10. Plus-values ​​immobilières : lors de la vente, les autorités fiscales participent également

Qu’est-ce qu’un gain en capital et comment est-il calculé ?

Les plus-values ​​correspondent à la différence positive entre le prix de vente d'un bien immobilier et son coût d'acquisition ajusté. Le Code des impôts les définit comme un revenu imposable, et la DGII (Direction générale des impôts) a mis en place des mécanismes spécifiques pour leur déclaration et leur paiement dans le secteur immobilier.

Le coût ajusté est calculé à partir du prix d'achat initial, majoré du coût des améliorations documentées apportées au bien, puis corrigé de l'inflation cumulée entre la date d'acquisition et la date de vente. Cet ajustement pour inflation est un facteur important : il réduit la base imposable et, pour les biens acquis il y a de nombreuses années, peut avoir un impact significatif sur l'impôt à payer.

Tarifs applicables :

Le taux d'imposition général sur les plus-values ​​immobilières est de 27 % pour les personnes morales et de 25 % pour les particuliers résidents. Ces taux s'appliquent à la plus-value nette, et non au prix de vente total.

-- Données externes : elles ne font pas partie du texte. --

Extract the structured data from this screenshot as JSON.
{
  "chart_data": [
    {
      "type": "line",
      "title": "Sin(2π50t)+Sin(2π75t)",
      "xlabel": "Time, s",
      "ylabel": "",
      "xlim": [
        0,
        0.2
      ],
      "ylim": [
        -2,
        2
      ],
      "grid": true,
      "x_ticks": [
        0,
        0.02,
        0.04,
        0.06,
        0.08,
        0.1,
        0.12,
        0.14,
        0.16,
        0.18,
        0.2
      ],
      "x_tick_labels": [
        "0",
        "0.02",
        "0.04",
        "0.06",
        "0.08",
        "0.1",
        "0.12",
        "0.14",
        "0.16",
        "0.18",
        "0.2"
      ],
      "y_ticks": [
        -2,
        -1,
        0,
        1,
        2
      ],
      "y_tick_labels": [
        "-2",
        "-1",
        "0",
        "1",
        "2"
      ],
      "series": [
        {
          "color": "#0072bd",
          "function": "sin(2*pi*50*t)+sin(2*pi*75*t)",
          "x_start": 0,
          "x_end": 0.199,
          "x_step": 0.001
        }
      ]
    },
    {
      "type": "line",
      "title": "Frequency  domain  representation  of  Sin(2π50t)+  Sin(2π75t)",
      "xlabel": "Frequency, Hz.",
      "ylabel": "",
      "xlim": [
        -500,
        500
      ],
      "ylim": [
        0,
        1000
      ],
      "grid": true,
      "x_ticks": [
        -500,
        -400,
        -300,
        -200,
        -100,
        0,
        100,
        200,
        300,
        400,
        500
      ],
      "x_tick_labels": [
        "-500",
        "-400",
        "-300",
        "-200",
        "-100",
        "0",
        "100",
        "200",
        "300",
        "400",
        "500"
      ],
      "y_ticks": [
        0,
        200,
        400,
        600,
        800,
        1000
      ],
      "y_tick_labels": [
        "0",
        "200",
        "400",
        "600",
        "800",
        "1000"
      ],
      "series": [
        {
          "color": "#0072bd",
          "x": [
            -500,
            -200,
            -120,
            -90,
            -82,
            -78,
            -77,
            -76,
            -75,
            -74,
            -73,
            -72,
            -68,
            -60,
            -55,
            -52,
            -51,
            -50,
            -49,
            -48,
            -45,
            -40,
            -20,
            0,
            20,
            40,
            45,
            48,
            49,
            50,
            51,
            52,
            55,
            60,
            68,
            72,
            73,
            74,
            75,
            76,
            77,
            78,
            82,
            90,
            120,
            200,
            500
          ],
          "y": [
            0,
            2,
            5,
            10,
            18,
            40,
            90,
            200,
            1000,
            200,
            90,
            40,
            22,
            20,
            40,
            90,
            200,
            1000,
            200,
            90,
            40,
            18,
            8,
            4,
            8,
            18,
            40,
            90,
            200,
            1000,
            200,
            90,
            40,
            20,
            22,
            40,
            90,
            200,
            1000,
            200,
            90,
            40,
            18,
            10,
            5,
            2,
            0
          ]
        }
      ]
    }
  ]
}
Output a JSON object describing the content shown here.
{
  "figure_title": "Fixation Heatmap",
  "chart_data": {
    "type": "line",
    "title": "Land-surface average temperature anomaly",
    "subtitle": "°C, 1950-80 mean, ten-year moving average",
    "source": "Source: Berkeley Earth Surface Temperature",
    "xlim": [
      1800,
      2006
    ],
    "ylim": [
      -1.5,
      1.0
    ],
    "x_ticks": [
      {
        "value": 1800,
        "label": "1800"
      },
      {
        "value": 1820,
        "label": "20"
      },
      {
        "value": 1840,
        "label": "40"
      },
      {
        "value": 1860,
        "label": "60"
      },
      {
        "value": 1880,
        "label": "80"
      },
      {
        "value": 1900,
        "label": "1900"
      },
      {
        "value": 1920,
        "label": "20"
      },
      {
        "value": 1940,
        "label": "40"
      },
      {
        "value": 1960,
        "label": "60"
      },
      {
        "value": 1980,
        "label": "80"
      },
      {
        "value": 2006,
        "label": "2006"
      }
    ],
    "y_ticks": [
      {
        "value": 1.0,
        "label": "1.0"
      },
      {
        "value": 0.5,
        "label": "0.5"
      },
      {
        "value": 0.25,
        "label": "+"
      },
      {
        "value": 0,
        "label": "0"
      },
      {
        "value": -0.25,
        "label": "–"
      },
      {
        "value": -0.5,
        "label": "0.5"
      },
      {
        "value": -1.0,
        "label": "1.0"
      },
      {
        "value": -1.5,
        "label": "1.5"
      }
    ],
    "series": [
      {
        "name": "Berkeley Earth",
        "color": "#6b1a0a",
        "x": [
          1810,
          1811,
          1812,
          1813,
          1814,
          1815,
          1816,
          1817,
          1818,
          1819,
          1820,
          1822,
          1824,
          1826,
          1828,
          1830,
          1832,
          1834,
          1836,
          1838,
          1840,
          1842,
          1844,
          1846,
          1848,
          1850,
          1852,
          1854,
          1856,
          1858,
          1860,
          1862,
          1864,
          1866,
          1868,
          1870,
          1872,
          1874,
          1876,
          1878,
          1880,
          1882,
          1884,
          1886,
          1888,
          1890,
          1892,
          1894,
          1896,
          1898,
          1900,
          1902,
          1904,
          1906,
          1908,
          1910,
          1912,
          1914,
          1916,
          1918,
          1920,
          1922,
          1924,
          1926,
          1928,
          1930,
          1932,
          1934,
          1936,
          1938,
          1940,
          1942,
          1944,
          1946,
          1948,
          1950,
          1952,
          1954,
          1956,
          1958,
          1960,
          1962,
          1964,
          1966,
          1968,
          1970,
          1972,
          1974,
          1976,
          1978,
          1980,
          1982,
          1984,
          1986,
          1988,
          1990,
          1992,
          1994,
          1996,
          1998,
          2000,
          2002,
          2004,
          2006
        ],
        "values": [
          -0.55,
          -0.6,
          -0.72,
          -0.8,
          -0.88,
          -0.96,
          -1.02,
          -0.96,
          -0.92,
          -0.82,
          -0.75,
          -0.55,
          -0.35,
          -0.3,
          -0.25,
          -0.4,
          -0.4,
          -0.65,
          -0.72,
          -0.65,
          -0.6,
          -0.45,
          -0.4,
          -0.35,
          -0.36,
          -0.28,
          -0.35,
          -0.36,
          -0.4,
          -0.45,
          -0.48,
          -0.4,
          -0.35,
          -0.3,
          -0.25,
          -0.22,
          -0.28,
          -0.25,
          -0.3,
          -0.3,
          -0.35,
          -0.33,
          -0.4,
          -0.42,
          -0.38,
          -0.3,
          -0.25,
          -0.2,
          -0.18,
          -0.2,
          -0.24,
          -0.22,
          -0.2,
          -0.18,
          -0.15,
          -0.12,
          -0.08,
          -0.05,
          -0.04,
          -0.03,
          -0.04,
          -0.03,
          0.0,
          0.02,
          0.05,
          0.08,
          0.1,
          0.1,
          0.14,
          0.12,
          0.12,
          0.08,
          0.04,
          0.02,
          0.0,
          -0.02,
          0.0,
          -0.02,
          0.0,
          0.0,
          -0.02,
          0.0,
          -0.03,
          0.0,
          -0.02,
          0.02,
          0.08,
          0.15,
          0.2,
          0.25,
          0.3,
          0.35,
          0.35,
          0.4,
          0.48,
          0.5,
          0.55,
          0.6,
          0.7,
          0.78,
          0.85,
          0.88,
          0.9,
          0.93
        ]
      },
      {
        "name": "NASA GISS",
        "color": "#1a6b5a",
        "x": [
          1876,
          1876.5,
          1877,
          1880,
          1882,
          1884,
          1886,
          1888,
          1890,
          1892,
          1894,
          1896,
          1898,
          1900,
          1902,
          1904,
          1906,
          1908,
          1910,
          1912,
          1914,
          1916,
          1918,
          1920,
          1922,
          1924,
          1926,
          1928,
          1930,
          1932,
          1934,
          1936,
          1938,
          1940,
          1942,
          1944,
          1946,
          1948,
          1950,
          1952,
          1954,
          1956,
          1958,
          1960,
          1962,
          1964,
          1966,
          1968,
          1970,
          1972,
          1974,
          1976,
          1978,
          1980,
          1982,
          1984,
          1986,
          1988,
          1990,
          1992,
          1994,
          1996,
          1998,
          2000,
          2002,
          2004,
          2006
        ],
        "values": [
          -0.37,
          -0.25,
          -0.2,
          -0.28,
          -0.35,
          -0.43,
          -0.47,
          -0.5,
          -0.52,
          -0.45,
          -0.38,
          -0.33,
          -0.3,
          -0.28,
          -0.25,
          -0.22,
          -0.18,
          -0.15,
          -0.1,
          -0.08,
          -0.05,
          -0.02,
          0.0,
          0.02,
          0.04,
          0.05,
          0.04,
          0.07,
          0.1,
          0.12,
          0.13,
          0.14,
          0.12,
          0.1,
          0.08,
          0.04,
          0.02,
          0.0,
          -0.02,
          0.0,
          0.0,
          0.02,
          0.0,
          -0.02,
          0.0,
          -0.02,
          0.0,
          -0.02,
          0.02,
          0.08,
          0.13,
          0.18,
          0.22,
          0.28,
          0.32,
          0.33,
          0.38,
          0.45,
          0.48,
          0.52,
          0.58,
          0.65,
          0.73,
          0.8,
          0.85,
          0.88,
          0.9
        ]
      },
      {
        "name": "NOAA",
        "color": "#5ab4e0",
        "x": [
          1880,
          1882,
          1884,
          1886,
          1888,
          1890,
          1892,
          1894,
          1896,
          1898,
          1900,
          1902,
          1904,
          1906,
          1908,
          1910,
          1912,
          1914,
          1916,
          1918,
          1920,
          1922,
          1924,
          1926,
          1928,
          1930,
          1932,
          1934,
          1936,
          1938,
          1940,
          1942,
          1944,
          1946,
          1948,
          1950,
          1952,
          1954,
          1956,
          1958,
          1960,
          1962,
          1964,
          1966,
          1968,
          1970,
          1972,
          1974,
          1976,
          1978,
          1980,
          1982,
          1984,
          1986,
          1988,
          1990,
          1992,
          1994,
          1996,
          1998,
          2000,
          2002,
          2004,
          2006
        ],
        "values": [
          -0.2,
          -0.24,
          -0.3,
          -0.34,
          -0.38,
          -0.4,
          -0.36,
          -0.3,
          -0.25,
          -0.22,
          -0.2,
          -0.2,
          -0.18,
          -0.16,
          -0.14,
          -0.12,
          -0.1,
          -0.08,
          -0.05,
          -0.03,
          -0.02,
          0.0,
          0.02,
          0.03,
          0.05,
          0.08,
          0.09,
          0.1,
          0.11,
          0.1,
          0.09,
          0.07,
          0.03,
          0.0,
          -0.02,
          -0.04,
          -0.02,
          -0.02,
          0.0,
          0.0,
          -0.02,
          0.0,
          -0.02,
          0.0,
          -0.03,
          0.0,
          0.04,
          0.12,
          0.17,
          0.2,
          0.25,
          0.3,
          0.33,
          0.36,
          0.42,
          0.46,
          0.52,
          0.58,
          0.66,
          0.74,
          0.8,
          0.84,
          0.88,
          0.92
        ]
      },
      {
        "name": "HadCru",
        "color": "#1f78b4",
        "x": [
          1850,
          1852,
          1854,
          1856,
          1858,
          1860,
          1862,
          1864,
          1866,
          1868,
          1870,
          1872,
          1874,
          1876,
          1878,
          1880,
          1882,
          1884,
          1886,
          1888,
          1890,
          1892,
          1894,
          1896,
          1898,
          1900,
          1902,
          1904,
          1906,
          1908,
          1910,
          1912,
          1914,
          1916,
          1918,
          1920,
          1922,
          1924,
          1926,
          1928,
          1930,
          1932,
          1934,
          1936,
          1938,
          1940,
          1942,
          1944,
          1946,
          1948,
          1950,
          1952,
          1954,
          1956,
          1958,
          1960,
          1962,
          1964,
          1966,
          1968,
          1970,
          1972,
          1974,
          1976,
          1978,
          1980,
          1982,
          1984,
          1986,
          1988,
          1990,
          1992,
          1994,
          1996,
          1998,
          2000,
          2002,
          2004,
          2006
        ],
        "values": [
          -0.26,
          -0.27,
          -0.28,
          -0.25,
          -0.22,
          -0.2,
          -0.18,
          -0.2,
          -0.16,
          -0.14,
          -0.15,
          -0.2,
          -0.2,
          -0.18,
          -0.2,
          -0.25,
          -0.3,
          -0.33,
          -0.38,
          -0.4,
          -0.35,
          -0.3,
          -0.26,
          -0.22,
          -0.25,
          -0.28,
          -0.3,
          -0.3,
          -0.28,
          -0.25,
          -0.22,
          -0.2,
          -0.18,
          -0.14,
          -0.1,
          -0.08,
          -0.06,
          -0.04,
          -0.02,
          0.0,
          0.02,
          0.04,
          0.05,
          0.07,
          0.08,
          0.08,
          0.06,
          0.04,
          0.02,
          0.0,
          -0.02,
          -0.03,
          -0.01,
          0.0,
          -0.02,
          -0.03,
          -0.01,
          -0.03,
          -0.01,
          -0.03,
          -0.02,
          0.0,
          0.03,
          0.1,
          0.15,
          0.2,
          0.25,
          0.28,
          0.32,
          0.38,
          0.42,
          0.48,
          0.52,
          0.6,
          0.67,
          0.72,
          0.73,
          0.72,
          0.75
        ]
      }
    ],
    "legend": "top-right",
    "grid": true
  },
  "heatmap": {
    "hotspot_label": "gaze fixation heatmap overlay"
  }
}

Exemple pratique : Un investisseur a acheté un appartement en 2015 pour 4 500 000 RD$ et l’a revendu en 2025 pour 9 800 000 RD$. Durant cette période, il a effectué des travaux d’amélioration pour un montant total de 800 000 RD$, et l’ajustement cumulé pour l’inflation représente une augmentation du coût de base d’environ 45 % (chiffre de référence). Le calcul simplifié serait le suivant :

  • Coût ajusté : 4 500 000 RD$ + 800 000 RD$ = 5 300 000 RD$ × 1,45 = 7 685 000 RD$
  • Bénéfice net : 9 800 000 RD$ − 7 685 000 RD$ = 2 115 000 RD$
  • Impôt sur le revenu des gains en capital (25 %) : 528 750 RD$

Sans l'ajustement pour l'inflation, l'impôt aurait porté sur 4 500 000 RD$ de bénéfice brut, ce qui illustre l'importance de bien documenter à la fois le coût d'acquisition et les améliorations apportées.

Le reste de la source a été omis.